Driving on Highways 33 or 26, you pass through unassuming towns like Mayville, Horicon, Juneau, and Columbus, Wisconsin. In each town, you will find at least one church on or near the main road. Most likely, you will see several. There are Catholic churches built of stone and softened by delicate stained glass. There are wood-frame protestant churches with spires that house a single, authoritative bell.
At the same time, in the same towns, you can see that house after house has a garden – nestled somewhere between the backdoor and garage, sitting like a private chapel. Some households erect altars to the heirloom tomato while others build shrines to butternut squash. But each and every one of them conveys a sense of homegrown grace.
Comparing the rituals of church and yard work may seem a stretch. But it makes sense. Gardening is equal parts labor, service, and faith. Sounds a lot like church to me.
Earlier this month, Pat Schneider of Madison’s CapTimes wrote a piece about the garden harvest making its way to Madison-area food banks. Though the article ostensibly tracks the expansion of community and food-pantry gardening in the area, it seems fairly clear that a well-balanced meal isn’t the only benefit.
For example, Schneider begins the article with the story of Linda Joranger , “a laid-off state worker who turned to the [Middleton Outreach Ministry] food pantry — and the pantry garden to feed her sense of purpose — while looking for work this summer.”
She also describes an effort on Madison’s troubled southwest side to place fresh food on kitchens tables and street corners. Here, on Russett Road, “[community-maintained] gardens are meant to build community and change the feel of a street that has been prone to outbursts of violence.” In this place, where crime and poverty are hard to ignore, people are gardening in order to feed themselves and create a space where “beauty is an important goal.”
Apparently, it’s working. Ray McKnight, a volunteer from Good Shepherd Lutheran Church, told Schneider that “the evident care lavished on the gardens has helped ‘mellow out’ the neighborhood.”
From Schneider’s telling, it seems like gardening is just plain good for us. It’s honest. It’s constructive. It offers benefits for oneself and for others. Isn’t that also the theory behind cultivating a spiritual life?
Maybe gardening is a way to find space and time for prayer between Sunday services. Maybe, for the secular crowd, it’s a contemplative alternative to gathering around the pulpit.

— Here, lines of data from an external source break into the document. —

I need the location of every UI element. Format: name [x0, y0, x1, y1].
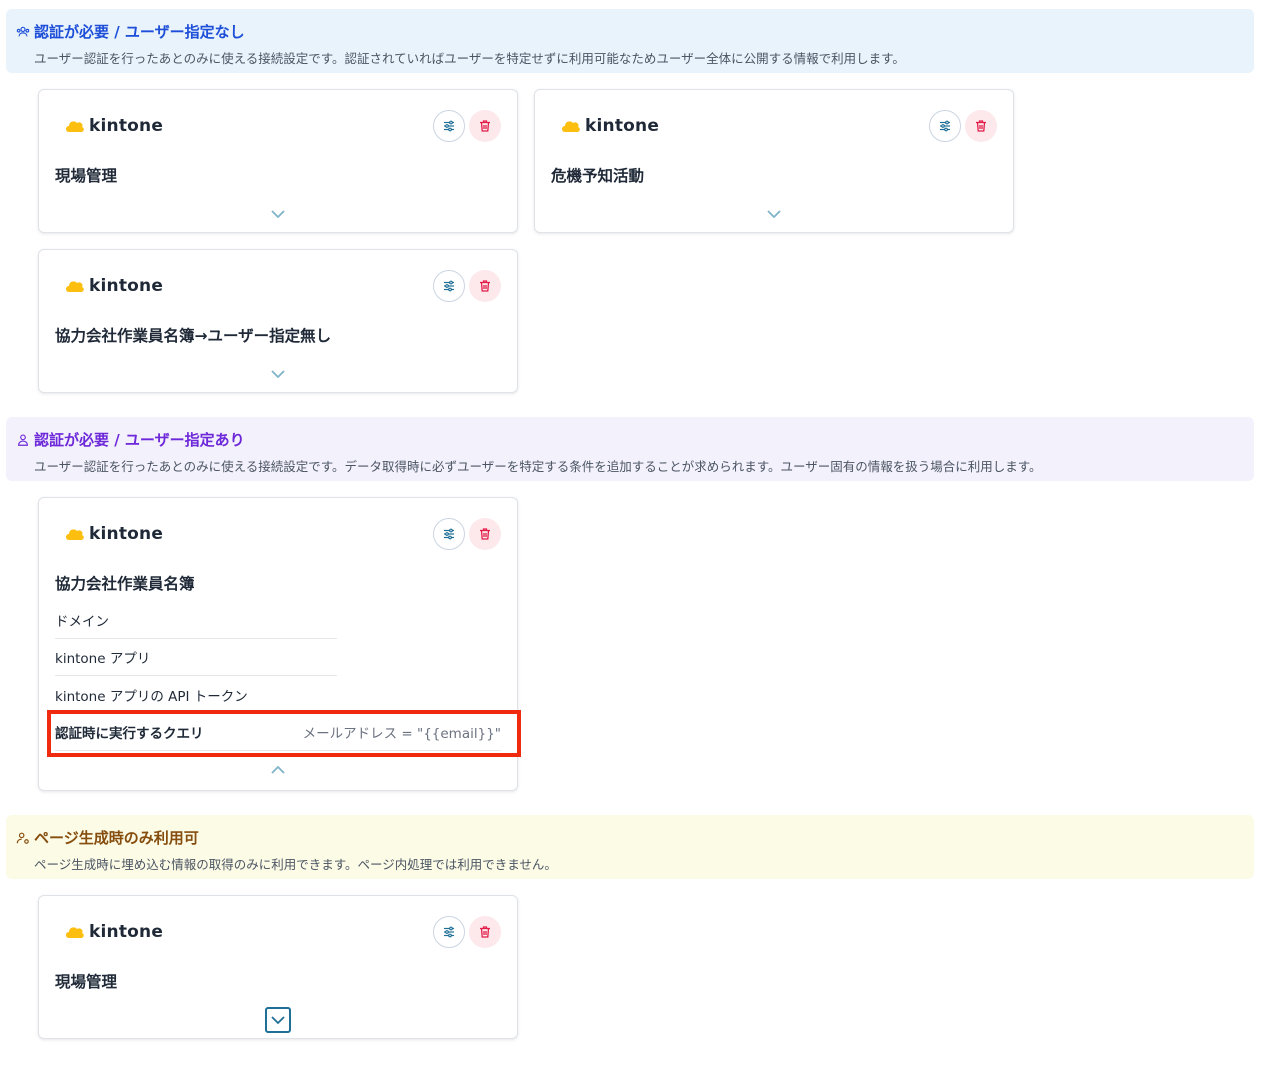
kintone-logo: kintone	[65, 276, 163, 296]
sliders-icon	[444, 926, 454, 938]
connection-name: 現場管理	[55, 167, 118, 185]
kintone-logo: kintone	[65, 116, 163, 136]
section-title-text: ページ生成時のみ利用可	[34, 829, 199, 847]
connection-name: 協力会社作業員名簿→ユーザー指定無し	[55, 327, 332, 345]
section-header-auth-user: 認証が必要 / ユーザー指定あり ユーザー認証を行ったあとのみに使える接続設定で…	[6, 417, 1254, 481]
connection-card-genba: kintone 現場管理	[38, 89, 518, 233]
kintone-cloud-icon	[66, 281, 84, 292]
expand-toggle[interactable]	[265, 1007, 291, 1033]
settings-button[interactable]	[433, 518, 465, 550]
connection-card-kyoryoku-no-user: kintone 協力会社作業員名簿→ユーザー指定無し	[38, 249, 518, 393]
connection-name: 現場管理	[55, 973, 118, 991]
expand-toggle[interactable]	[761, 201, 787, 227]
collapse-toggle[interactable]	[265, 757, 291, 783]
kintone-logo: kintone	[65, 922, 163, 942]
sliders-icon	[444, 120, 454, 132]
settings-button[interactable]	[433, 270, 465, 302]
chevron-up-icon	[271, 765, 285, 774]
trash-icon	[480, 926, 490, 938]
section-description: ユーザー認証を行ったあとのみに使える接続設定です。認証されていればユーザーを特定…	[34, 51, 905, 66]
section-title-text: 認証が必要 / ユーザー指定なし	[34, 23, 245, 41]
kintone-brand: kintone	[89, 922, 164, 942]
users-icon	[16, 26, 30, 36]
section-title: 認証が必要 / ユーザー指定なし	[16, 21, 245, 42]
delete-button[interactable]	[469, 518, 501, 550]
kintone-cloud-icon	[66, 529, 84, 540]
delete-button[interactable]	[965, 110, 997, 142]
kintone-brand: kintone	[585, 116, 660, 136]
delete-button[interactable]	[469, 270, 501, 302]
sliders-icon	[444, 528, 454, 540]
field-row-api-token: kintone アプリの API トークン	[55, 676, 337, 713]
section-title: 認証が必要 / ユーザー指定あり	[16, 429, 245, 450]
chevron-down-icon	[271, 370, 285, 379]
kintone-brand: kintone	[89, 276, 164, 296]
trash-icon	[976, 120, 986, 132]
delete-button[interactable]	[469, 916, 501, 948]
chevron-down-icon	[271, 1016, 285, 1025]
kintone-cloud-icon	[562, 121, 580, 132]
user-settings-icon	[16, 832, 29, 844]
delete-button[interactable]	[469, 110, 501, 142]
settings-button[interactable]	[929, 110, 961, 142]
settings-button[interactable]	[433, 110, 465, 142]
expand-toggle[interactable]	[265, 201, 291, 227]
connection-card-kiki: kintone 危機予知活動	[534, 89, 1014, 233]
trash-icon	[480, 280, 490, 292]
section-header-page-gen-only: ページ生成時のみ利用可 ページ生成時に埋め込む情報の取得のみに利用できます。ペー…	[6, 815, 1254, 879]
field-row-app: kintone アプリ	[55, 639, 337, 676]
expand-toggle[interactable]	[265, 361, 291, 387]
kintone-logo: kintone	[561, 116, 659, 136]
sliders-icon	[444, 280, 454, 292]
trash-icon	[480, 528, 490, 540]
user-icon	[18, 434, 28, 446]
connection-name: 協力会社作業員名簿	[55, 575, 195, 593]
field-row-domain: ドメイン	[55, 602, 337, 639]
field-label: kintone アプリ	[55, 651, 151, 667]
field-label: ドメイン	[55, 614, 109, 630]
connection-card-genba-page: kintone 現場管理	[38, 895, 518, 1039]
connection-name: 危機予知活動	[551, 167, 645, 185]
section-description: ユーザー認証を行ったあとのみに使える接続設定です。データ取得時に必ずユーザーを特…	[34, 459, 1042, 474]
kintone-brand: kintone	[89, 116, 164, 136]
kintone-cloud-icon	[66, 121, 84, 132]
section-title: ページ生成時のみ利用可	[16, 827, 199, 848]
field-label: kintone アプリの API トークン	[55, 688, 248, 705]
section-header-auth-no-user: 認証が必要 / ユーザー指定なし ユーザー認証を行ったあとのみに使える接続設定で…	[6, 9, 1254, 73]
kintone-cloud-icon	[66, 927, 84, 938]
sliders-icon	[940, 120, 950, 132]
kintone-logo: kintone	[65, 524, 163, 544]
connection-card-kyoryoku-user: kintone 協力会社作業員名簿 ドメイン kintone アプリ kinto…	[38, 497, 521, 791]
chevron-down-icon	[271, 210, 285, 219]
section-description: ページ生成時に埋め込む情報の取得のみに利用できます。ページ内処理では利用できませ…	[34, 857, 557, 872]
chevron-down-icon	[767, 210, 781, 219]
kintone-brand: kintone	[89, 524, 164, 544]
settings-button[interactable]	[433, 916, 465, 948]
section-title-text: 認証が必要 / ユーザー指定あり	[34, 431, 245, 449]
highlight-box	[47, 710, 521, 757]
trash-icon	[480, 120, 490, 132]
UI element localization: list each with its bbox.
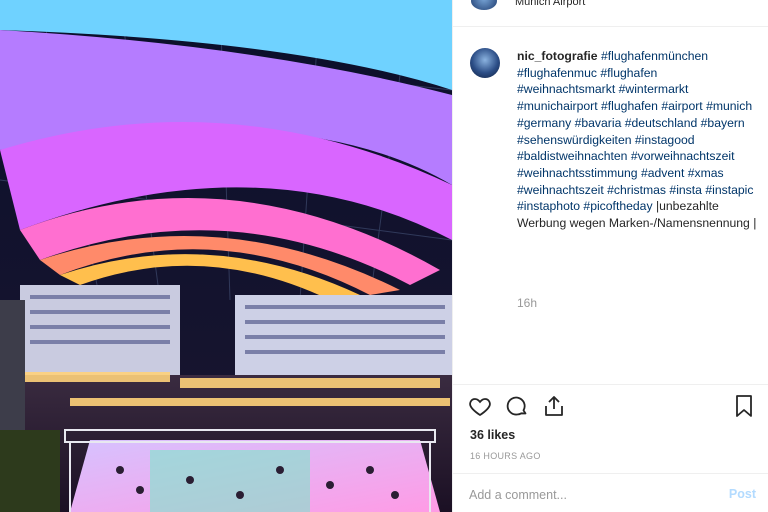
caption: nic_fotografie #flughafenmünchen #flugha…: [517, 48, 757, 232]
hashtag-link[interactable]: #xmas: [688, 166, 724, 180]
hashtag-link[interactable]: #insta: [669, 183, 702, 197]
post-time-ago[interactable]: 16 HOURS AGO: [470, 451, 541, 461]
action-bar: [468, 394, 758, 420]
hashtag-link[interactable]: #flughafen: [601, 99, 658, 113]
hashtag-link[interactable]: #wintermarkt: [619, 82, 689, 96]
post-sidebar: Munich Airport nic_fotografie #flughafen…: [452, 0, 768, 512]
caption-body: #flughafenmünchen #flughafenmuc #flughaf…: [517, 49, 756, 230]
comment-input[interactable]: [469, 488, 709, 502]
divider: [453, 473, 768, 474]
hashtag-link[interactable]: #weihnachtsmarkt: [517, 82, 615, 96]
post-comment-button[interactable]: Post: [729, 487, 756, 501]
hashtag-link[interactable]: #munich: [706, 99, 752, 113]
caption-avatar[interactable]: [470, 48, 500, 78]
post-photo-image: [0, 0, 452, 512]
share-icon[interactable]: [542, 394, 568, 420]
hashtag-link[interactable]: #munichairport: [517, 99, 598, 113]
hashtag-link[interactable]: #weihnachtszeit: [517, 183, 604, 197]
hashtag-link[interactable]: #instapic: [705, 183, 753, 197]
caption-username[interactable]: nic_fotografie: [517, 49, 598, 63]
bookmark-icon[interactable]: [732, 394, 758, 420]
hashtag-link[interactable]: #sehenswürdigkeiten: [517, 133, 632, 147]
hashtag-link[interactable]: #bavaria: [575, 116, 622, 130]
hashtag-link[interactable]: #flughafenmuc: [517, 66, 597, 80]
hashtag-link[interactable]: #christmas: [607, 183, 666, 197]
hashtag-link[interactable]: #airport: [661, 99, 702, 113]
hashtag-link[interactable]: #instaphoto: [517, 199, 580, 213]
hashtag-link[interactable]: #bayern: [701, 116, 745, 130]
hashtag-link[interactable]: #flughafen: [600, 66, 657, 80]
divider: [453, 384, 768, 385]
comment-icon[interactable]: [505, 394, 531, 420]
hashtag-link[interactable]: #advent: [641, 166, 684, 180]
location-link[interactable]: Munich Airport: [515, 0, 585, 8]
hashtag-link[interactable]: #baldistweihnachten: [517, 149, 627, 163]
hashtag-link[interactable]: #germany: [517, 116, 571, 130]
likes-count[interactable]: 36 likes: [470, 428, 515, 442]
hashtag-link[interactable]: #vorweihnachtszeit: [631, 149, 735, 163]
hashtag-link[interactable]: #deutschland: [625, 116, 698, 130]
hashtag-link[interactable]: #flughafenmünchen: [601, 49, 708, 63]
header-avatar[interactable]: [471, 0, 497, 10]
heart-icon[interactable]: [468, 394, 494, 420]
hashtag-link[interactable]: #weihnachtsstimmung: [517, 166, 638, 180]
caption-timestamp[interactable]: 16h: [517, 296, 537, 310]
hashtag-link[interactable]: #instagood: [635, 133, 695, 147]
post-photo[interactable]: [0, 0, 452, 512]
hashtag-link[interactable]: #picoftheday: [583, 199, 652, 213]
post-header: Munich Airport: [453, 0, 768, 27]
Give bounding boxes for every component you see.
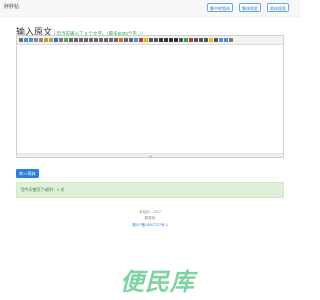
footer-site-name: 胖胖帖 <box>144 216 156 220</box>
strikethrough-icon[interactable] <box>174 38 178 42</box>
select-all-icon[interactable] <box>124 38 128 42</box>
media-icon[interactable] <box>194 38 198 42</box>
line-height-icon[interactable] <box>179 38 183 42</box>
footer-copyright: 本站为 - 2017 <box>139 210 161 214</box>
top-navbar: 胖胖帖 繁中转简体 繁体搜索 简体搜索 <box>0 0 300 17</box>
watermark-logo: 便民库 <box>120 268 195 296</box>
link-icon[interactable] <box>219 38 223 42</box>
paste-icon[interactable] <box>44 38 48 42</box>
footer-icp-row: 湘ICP备19007727号-1 <box>0 223 300 228</box>
copy-icon[interactable] <box>39 38 43 42</box>
image-icon[interactable] <box>184 38 188 42</box>
justify-icon[interactable] <box>84 38 88 42</box>
find-icon[interactable] <box>129 38 133 42</box>
paste-text-icon[interactable] <box>49 38 53 42</box>
align-center-icon[interactable] <box>74 38 78 42</box>
usage-result-box: 您今天使用了0超作：0 次 <box>16 182 284 198</box>
source-icon[interactable] <box>19 38 23 42</box>
emoticons-icon[interactable] <box>209 38 213 42</box>
about-icon[interactable] <box>229 38 233 42</box>
usage-result-text: 您今天使用了0超作：0 次 <box>21 188 65 192</box>
hr-icon[interactable] <box>204 38 208 42</box>
print-icon[interactable] <box>59 38 63 42</box>
indent-icon[interactable] <box>99 38 103 42</box>
underline-icon[interactable] <box>169 38 173 42</box>
convert-to-simplified-button[interactable]: 转>>简体 <box>16 169 39 178</box>
spellcheck-icon[interactable] <box>64 38 68 42</box>
font-size-icon[interactable] <box>154 38 158 42</box>
bold-icon[interactable] <box>159 38 163 42</box>
redo-icon[interactable] <box>29 38 33 42</box>
special-char-icon[interactable] <box>214 38 218 42</box>
editor-toolbar <box>17 36 283 45</box>
text-color-icon[interactable] <box>139 38 143 42</box>
ordered-list-icon[interactable] <box>89 38 93 42</box>
subscript-icon[interactable] <box>109 38 113 42</box>
superscript-icon[interactable] <box>114 38 118 42</box>
paste-word-icon[interactable] <box>54 38 58 42</box>
source-text-input[interactable] <box>17 45 283 155</box>
cut-icon[interactable] <box>34 38 38 42</box>
nav-button-traditional-search[interactable]: 繁体搜索 <box>239 3 261 12</box>
align-right-icon[interactable] <box>79 38 83 42</box>
undo-icon[interactable] <box>24 38 28 42</box>
outdent-icon[interactable] <box>104 38 108 42</box>
resize-grip-icon: ◢ <box>149 154 152 158</box>
site-brand[interactable]: 胖胖帖 <box>4 3 19 10</box>
unlink-icon[interactable] <box>224 38 228 42</box>
unordered-list-icon[interactable] <box>94 38 98 42</box>
nav-button-traditional-to-simplified[interactable]: 繁中转简体 <box>207 3 233 12</box>
table-icon[interactable] <box>199 38 203 42</box>
align-left-icon[interactable] <box>69 38 73 42</box>
bg-color-icon[interactable] <box>144 38 148 42</box>
footer-icp-link[interactable]: 湘ICP备19007727号-1 <box>132 223 168 227</box>
nav-button-simplified-search[interactable]: 简体搜索 <box>267 3 289 12</box>
italic-icon[interactable] <box>164 38 168 42</box>
rich-text-editor: ◢ <box>16 35 284 158</box>
editor-resize-handle[interactable]: ◢ <box>17 153 283 158</box>
fullscreen-icon[interactable] <box>134 38 138 42</box>
font-icon[interactable] <box>149 38 153 42</box>
flash-icon[interactable] <box>189 38 193 42</box>
clear-format-icon[interactable] <box>119 38 123 42</box>
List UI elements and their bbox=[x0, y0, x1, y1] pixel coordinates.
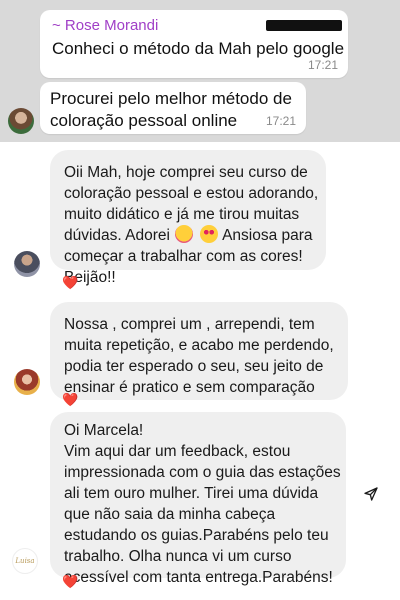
testimonial-message-2: Nossa , comprei um , arrependi, tem muit… bbox=[50, 302, 348, 400]
heart-eyes-emoji-icon bbox=[199, 225, 218, 243]
testimonial-text: Ansiosa para bbox=[222, 227, 313, 244]
sender-avatar bbox=[8, 108, 34, 134]
testimonial-message-1: Oii Mah, hoje comprei seu curso de color… bbox=[50, 150, 326, 286]
testimonial-line: podia ter esperado o seu, seu jeito de bbox=[64, 358, 324, 375]
testimonial-line: acessível com tanta entrega.Parabéns! bbox=[64, 569, 333, 586]
testimonial-message-3: Oi Marcela! Vim aqui dar um feedback, es… bbox=[50, 412, 346, 586]
brand-logo-text: Luisa bbox=[15, 557, 35, 565]
chat-message-1: ~ Rose Morandi Conheci o método da Mah p… bbox=[40, 10, 348, 78]
testimonial-line: Nossa , comprei um , arrependi, tem bbox=[64, 316, 315, 333]
testimonial-line: estudando os guias.Parabéns pelo teu bbox=[64, 527, 329, 544]
message-time: 17:21 bbox=[265, 114, 296, 128]
testimonial-line: Vim aqui dar um feedback, estou bbox=[64, 443, 291, 460]
testimonial-line: Oii Mah, hoje comprei seu curso de bbox=[64, 164, 308, 181]
heart-icon: ❤️ bbox=[62, 574, 79, 589]
testimonial-text: dúvidas. Adorei bbox=[64, 227, 170, 244]
send-icon[interactable] bbox=[363, 486, 379, 502]
testimonial-line: impressionada com o guia das estações bbox=[64, 464, 341, 481]
testimonial-line: ensinar é pratico e sem comparação bbox=[64, 379, 315, 396]
user-avatar bbox=[14, 251, 40, 277]
redacted-phone-number bbox=[266, 20, 342, 31]
testimonial-line: coloração pessoal e estou adorando, bbox=[64, 185, 319, 202]
whatsapp-chat-area: ~ Rose Morandi Conheci o método da Mah p… bbox=[0, 0, 400, 142]
smiling-hearts-emoji-icon bbox=[175, 225, 194, 243]
testimonial-line: trabalho. Olha nunca vi um curso bbox=[64, 548, 292, 565]
chat-message-2: Procurei pelo melhor método de coloração… bbox=[40, 82, 306, 134]
testimonial-line: Beijão!! bbox=[64, 269, 116, 286]
heart-icon: ❤️ bbox=[62, 275, 79, 290]
testimonial-line-with-emoji: dúvidas. Adorei Ansiosa para bbox=[64, 225, 313, 246]
testimonial-line: começar a trabalhar com as cores! bbox=[64, 248, 303, 265]
testimonial-line: Oi Marcela! bbox=[64, 422, 144, 439]
brand-logo-avatar: Luisa bbox=[12, 548, 38, 574]
message-time: 17:21 bbox=[307, 58, 338, 72]
testimonial-line: que não saia da minha cabeça bbox=[64, 506, 276, 523]
heart-icon: ❤️ bbox=[62, 392, 79, 407]
message-text: Conheci o método da Mah pelo google bbox=[52, 39, 345, 58]
user-avatar bbox=[14, 369, 40, 395]
testimonial-line: muito didático e já me tirou muitas bbox=[64, 206, 300, 223]
message-sender-name: ~ Rose Morandi bbox=[52, 17, 159, 34]
testimonial-line: ali tem ouro mulher. Tirei uma dúvida bbox=[64, 485, 319, 502]
message-text-line-2: coloração pessoal online bbox=[50, 111, 238, 130]
testimonial-line: muita repetição, e acabo me perdendo, bbox=[64, 337, 334, 354]
message-text-line-1: Procurei pelo melhor método de bbox=[50, 89, 292, 108]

Am I romanticizing the church of horticulture? Perhaps. But I am inclined to think that gardening is a faith with few pitfalls. After all, no one has been knocked on their heels by the gross mistreatment of brussels sprouts. No community has been divided over the question of whether two head of cabbage can lay together in a garden plot. And no one has used ugly language to protest the location of a strawberry patch.